Noch wenige Stunden vor Ablauf der Frist versuchte Netanjahu, Blau-Weiß zu spalten, um Abtrünnige für seine Regierung zu gewinnen. Er machte sogar einen Vorstoß bei der Arbeitspartei, die er mit Ministerposten für Justiz und für Finanzen lockte.

Historisches Tief

Die Sozialdemokraten, die bei der Wahl mit nur fünf Mandaten auf ein historisches Tief gefallen waren, ließen sich nicht kaufen. „Wie tief Ihr gesunken seid“, schimpfte Scheli Jechimowitsch von der Arbeitspartei auf die Likud-Abgeordneten und nannte sie „Heuchler“.
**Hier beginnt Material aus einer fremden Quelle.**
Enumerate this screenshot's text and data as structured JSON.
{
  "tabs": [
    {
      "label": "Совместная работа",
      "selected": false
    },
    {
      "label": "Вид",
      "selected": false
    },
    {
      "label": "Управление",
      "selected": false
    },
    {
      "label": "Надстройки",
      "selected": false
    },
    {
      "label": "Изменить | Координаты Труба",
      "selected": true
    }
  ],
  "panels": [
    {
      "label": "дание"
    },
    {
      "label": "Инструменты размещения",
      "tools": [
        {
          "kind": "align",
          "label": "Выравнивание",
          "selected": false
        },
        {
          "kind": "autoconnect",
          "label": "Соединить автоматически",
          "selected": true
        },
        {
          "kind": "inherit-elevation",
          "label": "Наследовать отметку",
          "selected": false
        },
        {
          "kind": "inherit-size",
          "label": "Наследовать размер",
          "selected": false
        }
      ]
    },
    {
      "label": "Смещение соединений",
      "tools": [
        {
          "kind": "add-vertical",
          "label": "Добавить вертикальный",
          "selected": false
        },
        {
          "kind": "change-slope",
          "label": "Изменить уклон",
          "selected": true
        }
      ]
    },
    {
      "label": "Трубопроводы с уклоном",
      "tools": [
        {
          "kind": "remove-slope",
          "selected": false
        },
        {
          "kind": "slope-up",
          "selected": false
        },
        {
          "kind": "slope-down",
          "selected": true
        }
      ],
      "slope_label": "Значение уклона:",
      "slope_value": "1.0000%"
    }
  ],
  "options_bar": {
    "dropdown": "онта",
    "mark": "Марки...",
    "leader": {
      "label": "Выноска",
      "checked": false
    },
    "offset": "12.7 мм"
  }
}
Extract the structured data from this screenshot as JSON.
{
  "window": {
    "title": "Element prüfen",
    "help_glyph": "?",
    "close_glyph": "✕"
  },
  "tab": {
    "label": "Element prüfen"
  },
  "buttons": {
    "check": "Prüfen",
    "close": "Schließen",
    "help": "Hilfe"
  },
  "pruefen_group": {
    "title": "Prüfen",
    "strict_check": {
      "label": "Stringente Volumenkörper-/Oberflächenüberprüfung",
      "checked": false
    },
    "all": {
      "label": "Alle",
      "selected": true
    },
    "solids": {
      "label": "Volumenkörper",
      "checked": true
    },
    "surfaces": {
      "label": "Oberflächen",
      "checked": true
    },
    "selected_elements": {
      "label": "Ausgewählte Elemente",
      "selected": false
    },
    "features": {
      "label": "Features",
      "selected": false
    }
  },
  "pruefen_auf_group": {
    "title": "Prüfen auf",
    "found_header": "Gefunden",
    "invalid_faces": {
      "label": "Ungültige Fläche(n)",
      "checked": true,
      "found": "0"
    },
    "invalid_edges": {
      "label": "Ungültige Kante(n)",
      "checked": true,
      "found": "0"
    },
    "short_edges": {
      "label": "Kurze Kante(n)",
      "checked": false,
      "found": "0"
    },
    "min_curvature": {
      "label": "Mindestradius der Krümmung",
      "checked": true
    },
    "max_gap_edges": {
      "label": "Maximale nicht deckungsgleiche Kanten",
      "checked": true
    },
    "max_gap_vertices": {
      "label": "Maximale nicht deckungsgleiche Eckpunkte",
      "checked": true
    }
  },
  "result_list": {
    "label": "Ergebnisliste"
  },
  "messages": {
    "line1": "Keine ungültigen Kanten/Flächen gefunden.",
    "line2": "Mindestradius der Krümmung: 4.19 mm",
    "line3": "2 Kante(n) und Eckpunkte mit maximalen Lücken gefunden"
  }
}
Blau-Weiß, die wie der Likud bei der Wahl auf 35 Mandate kam, wäre zu einer Großen Koalition mit dem Likud bereit gewesen, machte jedoch den Abgang Netanjahus zur Bedingung. Ein Zusammengehen würde Sinn machen, denn die Programme der beiden Parteien überschneiden sich in weiten Teilen.

Doch der Likud hält fest zu seinem Chef, für den die Zeit nun knapp werden könnte, um das Immunitätsgesetz rechtzeitig in der nächsten Knesset durchzubringen. Die einer Anklage vorausgehende Anhörung ist schon für Anfang Oktober geplant.